Apart from growing the business, which is a top priority for any company, large or small, we recognised that succession planning was equally critical. I was inspired by the book by Jerry Porras and Jim Collins, “Built to Last,” which advocates that a visionary company should not be about short-term gain but to last for generations. The longevity of a company can be likened to the difference between time telling and clock building. According to the authors, time telling is “having a great idea or being a charismatic, visionary leader,” while clock building is “building a company that can prosper far beyond the presence of a single leader and through multiple product life cycles.”

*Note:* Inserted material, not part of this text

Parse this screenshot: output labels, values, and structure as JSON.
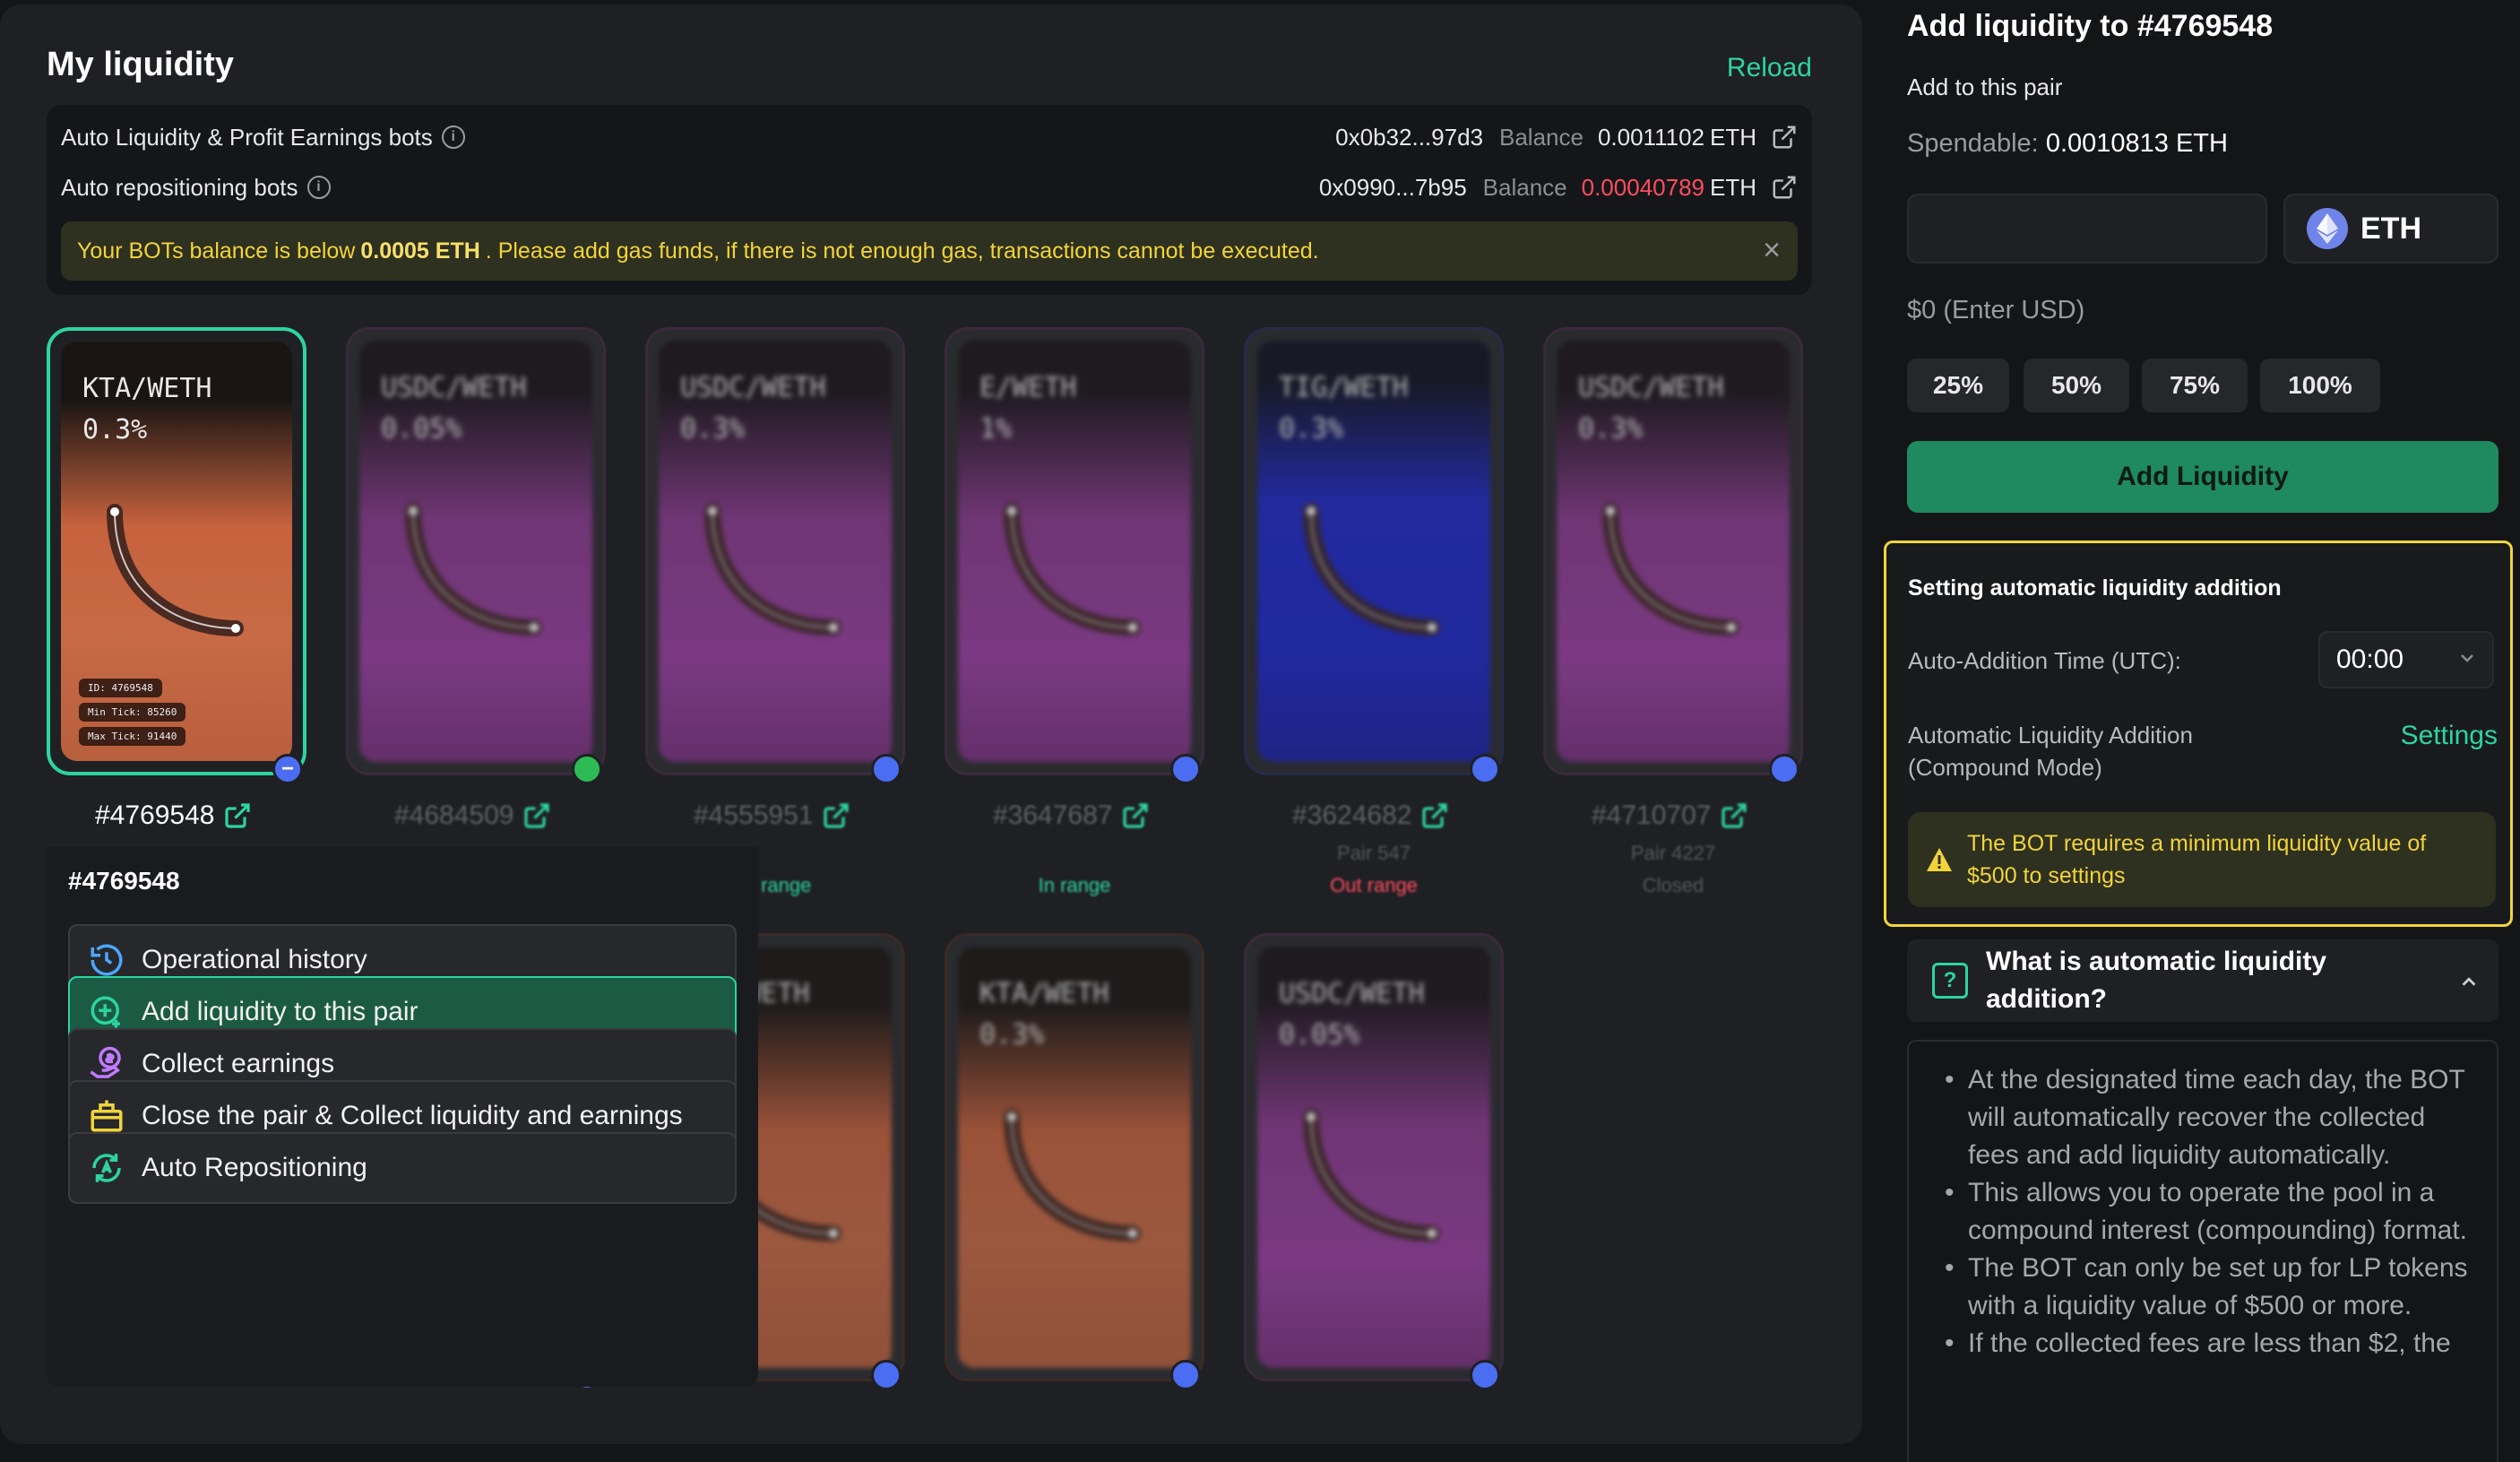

About five years into our public listing, we set out to identify candidates who would have the requisite skills and experience to take Qian Hu into the future. It was 2005 when our current new CEO, who happens to be my nephew, joined the company as a management trainee along with several others. He was posted to Beijing to manage our operations in China and was promoted to GM of China Operations 11 years later. This new role allowed him to develop the Group’s very first diversification into the aquaculture of edible fish and seafood at a time when the world, including Singapore, was looking into food security. Nurturing a successor requires mettle both for the candidate and the company’s CEO – both must be committed to staying the course.
Persisting in pursuing excellence
Even as a small family business, Qian Hu must consistently do the right things, such as setting up a robust corporate governance structure and upholding integrity. Apart from external audits, we recognise that internal audits on financials and all aspects of the operations are equally crucial. As small businesses, we often think about containing costs. We, at Qian Hu, are very cost conscious too. However, there are certain things that we must build into the operating cost structures. If you have to spend, you have to spend. But we always spend wisely – in good times and bad.
In recent times, ESG (Environment, Social and Governance) has become a hot topic worldwide. Businesses play a pivotal role in ensuring the sustainability of our environment and the impact that our activities have on the surroundings and community. We must put things right and play our part, even if it means spending more to get the right things done. Doing the right thing is a discipline, and we must discipline ourselves to do the right things. At Qian Hu, the Board is responsible for overseeing the Group’s sustainability strategies and initiatives.
Building a robust team
Porras and Collins also encourage owning a cult-like culture, trying new things and continually innovating.
Corporate culture accurately reflects the organisation and its people. It originates from leadership and cascades to all levels within the company. The corporate culture defines how we hire, how employment policies are set, and how a physical space interacts.
This, Qian Hu has strived to do over the years. We bring the team together, uniting all our management and staff in Singapore, Malaysia, Thailand, Indonesia and China around a common goal and ensuring that everyone works towards that objective. Everyone is like-minded about the corporate mission, and this sustains a culture of success.
We also foster a culture where every staff feels valued and heard, thereby creating healthy work environments devoid of politics. While this may not be entirely avoided, the nurturing work environment still rules. In addition, we encourage our leaders to be accessible, to uphold integrity and transparency. When leaders lead by example, our people tend to feel more motivated to work together to achieve our corporate goals.
Without loyal employees, no company can create enterprise value. We must walk the talk and demonstrate that our employees are our priority. Employees thrive in the right corporate culture and identity, and as employers, we have the responsibility to ensure that our staff find purpose and motivation in contributing to the growth of the business.